When the answer is already known
Most research agencies will have had the situation where a client contacts them asking for X, and you have to explain to them that you have already answered that question for one of their colleagues. However, this is not the only situation where the answer is already known, and here are a few more examples.
- A report has been published that answers the question, for example an industry or government report.
- A report can be run from the client’s dashboard to answer the question, accessing data from transactional data.
- A careful re-phrasing of the question makes the answer clear. For example, when asked to test if a new product, Y, is going to be viable in the market, a researcher may well need to make the question better defined. Once the question is properly defined it may quickly become apparent that Y is not viable (perhaps for cost or technical reasons).
When part of the answer is already known
For all of the situations mentioned above, there are even more cases where what already exists is a partial answer to the question. Perhaps a report has been conducted on the total customer database, but there is not enough information to be able to drill down to the target group. In these cases, there are two key consequences of the knowledge:
- Ensuring that the difference between the partial answer and the complete answer is sufficiently valuable for the client to spend time and money on it.
- Using what is already known to design the right additional research. Perhaps the partial information is a qualitative segmentation, so what is needed is a quantification study. Perhaps what is known is that 10% of customers stop using the product after the first week, so what is needed is a more qualitative or ethnographic investigation.
What solutions have been tried and failed?
When you are asked to solve a problem, try to find out if there have already been other attempts to solve the problem. For example, if the client has already tried a test market approach, you are probably not going to suggest trying it again, but you will want to learn from what happened last time. Quite often, when time consuming and relatively expensive options are used to solve a problem (for example Conjoint Analysis or Ethnography) it is because simpler options have already been tried and failed.

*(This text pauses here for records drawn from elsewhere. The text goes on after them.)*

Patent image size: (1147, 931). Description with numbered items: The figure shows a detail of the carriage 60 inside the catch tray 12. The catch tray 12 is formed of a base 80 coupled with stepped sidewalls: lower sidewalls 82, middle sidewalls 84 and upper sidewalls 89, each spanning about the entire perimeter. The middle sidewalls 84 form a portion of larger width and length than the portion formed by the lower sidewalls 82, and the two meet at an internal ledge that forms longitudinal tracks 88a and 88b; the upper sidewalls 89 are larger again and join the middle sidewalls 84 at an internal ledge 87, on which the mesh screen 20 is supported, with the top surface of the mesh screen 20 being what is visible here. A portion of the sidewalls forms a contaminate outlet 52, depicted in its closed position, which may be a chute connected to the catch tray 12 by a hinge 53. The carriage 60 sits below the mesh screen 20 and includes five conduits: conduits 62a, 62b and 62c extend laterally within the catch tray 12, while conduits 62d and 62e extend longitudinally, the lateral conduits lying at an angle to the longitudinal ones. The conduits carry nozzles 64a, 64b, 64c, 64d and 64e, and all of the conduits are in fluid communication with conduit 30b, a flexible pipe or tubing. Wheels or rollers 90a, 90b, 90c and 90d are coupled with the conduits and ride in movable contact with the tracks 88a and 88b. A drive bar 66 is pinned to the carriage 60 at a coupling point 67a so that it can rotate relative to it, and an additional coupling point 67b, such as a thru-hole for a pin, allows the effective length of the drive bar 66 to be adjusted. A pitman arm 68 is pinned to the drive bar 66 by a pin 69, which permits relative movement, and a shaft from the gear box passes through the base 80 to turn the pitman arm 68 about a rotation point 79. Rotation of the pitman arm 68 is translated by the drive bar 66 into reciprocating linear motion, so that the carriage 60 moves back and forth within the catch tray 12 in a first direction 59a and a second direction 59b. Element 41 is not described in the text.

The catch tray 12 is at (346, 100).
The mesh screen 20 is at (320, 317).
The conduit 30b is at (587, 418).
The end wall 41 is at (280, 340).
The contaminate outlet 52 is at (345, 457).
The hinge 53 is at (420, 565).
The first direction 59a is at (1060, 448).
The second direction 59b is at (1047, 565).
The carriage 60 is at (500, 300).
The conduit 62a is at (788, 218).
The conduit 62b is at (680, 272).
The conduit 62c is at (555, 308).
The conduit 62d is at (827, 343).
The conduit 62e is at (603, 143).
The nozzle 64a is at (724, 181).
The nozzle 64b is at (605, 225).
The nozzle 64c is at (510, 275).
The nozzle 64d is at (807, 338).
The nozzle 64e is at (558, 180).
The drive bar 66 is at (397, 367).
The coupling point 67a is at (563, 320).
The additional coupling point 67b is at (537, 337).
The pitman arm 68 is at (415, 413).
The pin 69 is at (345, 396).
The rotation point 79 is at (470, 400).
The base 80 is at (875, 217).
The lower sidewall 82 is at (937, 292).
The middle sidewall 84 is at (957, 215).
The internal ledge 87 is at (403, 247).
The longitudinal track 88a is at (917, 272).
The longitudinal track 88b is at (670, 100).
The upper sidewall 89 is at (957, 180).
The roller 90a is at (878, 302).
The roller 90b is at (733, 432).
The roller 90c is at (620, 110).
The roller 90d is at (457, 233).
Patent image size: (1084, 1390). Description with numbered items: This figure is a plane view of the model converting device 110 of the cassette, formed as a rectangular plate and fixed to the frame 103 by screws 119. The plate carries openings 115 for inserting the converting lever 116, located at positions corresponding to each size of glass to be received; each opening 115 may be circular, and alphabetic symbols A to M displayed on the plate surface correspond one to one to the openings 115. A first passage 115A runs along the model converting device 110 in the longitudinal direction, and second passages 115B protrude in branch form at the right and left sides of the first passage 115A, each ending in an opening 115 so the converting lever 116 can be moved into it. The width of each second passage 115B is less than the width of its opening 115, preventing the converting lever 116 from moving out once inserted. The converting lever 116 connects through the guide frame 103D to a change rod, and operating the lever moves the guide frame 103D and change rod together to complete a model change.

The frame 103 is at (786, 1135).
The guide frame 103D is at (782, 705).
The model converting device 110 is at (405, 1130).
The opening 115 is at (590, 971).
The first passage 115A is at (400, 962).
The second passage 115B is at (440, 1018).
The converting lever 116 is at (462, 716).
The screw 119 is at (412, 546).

When the questions (or some of the questions) are already known
In some business situations the questions are well understood. For example, “If we run this advert, how many people will buy our product?” When the questions are well understood and defined, the selection of a research approach and the design of that research is relatively straightforward.
However, if the questions are ill-defined, the research design and approach needs to be more iterative, i.e. more agile. If the questions and context are not well understood, then it is often a good idea to conduct qualitative research to help define the context and variables, or use social media listening to gain a deeper understanding of the topics and language used by customers and/or the general public.
When evaluative information is known
When designing research, it is important to know how the results are going to be evaluated. Perhaps the most common evaluation is against benchmarks, i.e. against the results of previous test. For example, ad tests and concept tests will often be compared to historic norms for key measurements.
Research may also be compared against other criteria, such as:
- The plan for the product or service. For example, an ad may have been designed to work by triggering excitement, so the research will need to report back on whether it did.
- Action standards. For example, company Z may have a policy that an ad is not used or a new product launched if it does not reach a particular score (and that score is the action standard).
- Live data. If an A:B test has been used or if an MVP has been test marketed, there will be actual sales or usage data.
Which things that are known are wrong?
As Mark Twain may have said “It Ain’t What You Don’t Know That Gets You Into Trouble. It’s What You Know for Sure That Just Ain’t So”.
When designing research and when looking for the story in the data, try to check that the things that are ‘known’ are actually true. Try to assess the source of truth for your assumptions and the assumptions of those around you. Think about what you can do to give those assumptions the chance of being challenged and disproved. Sometimes this can be as simple as adding ‘None of the above’ to a list in a survey. Sometimes it might mean interviewing other samples. For example, if you have designed a product specifically for Millennials, you may want to test it against other groups to see if the Millennials actually have a different desire to buy/use it.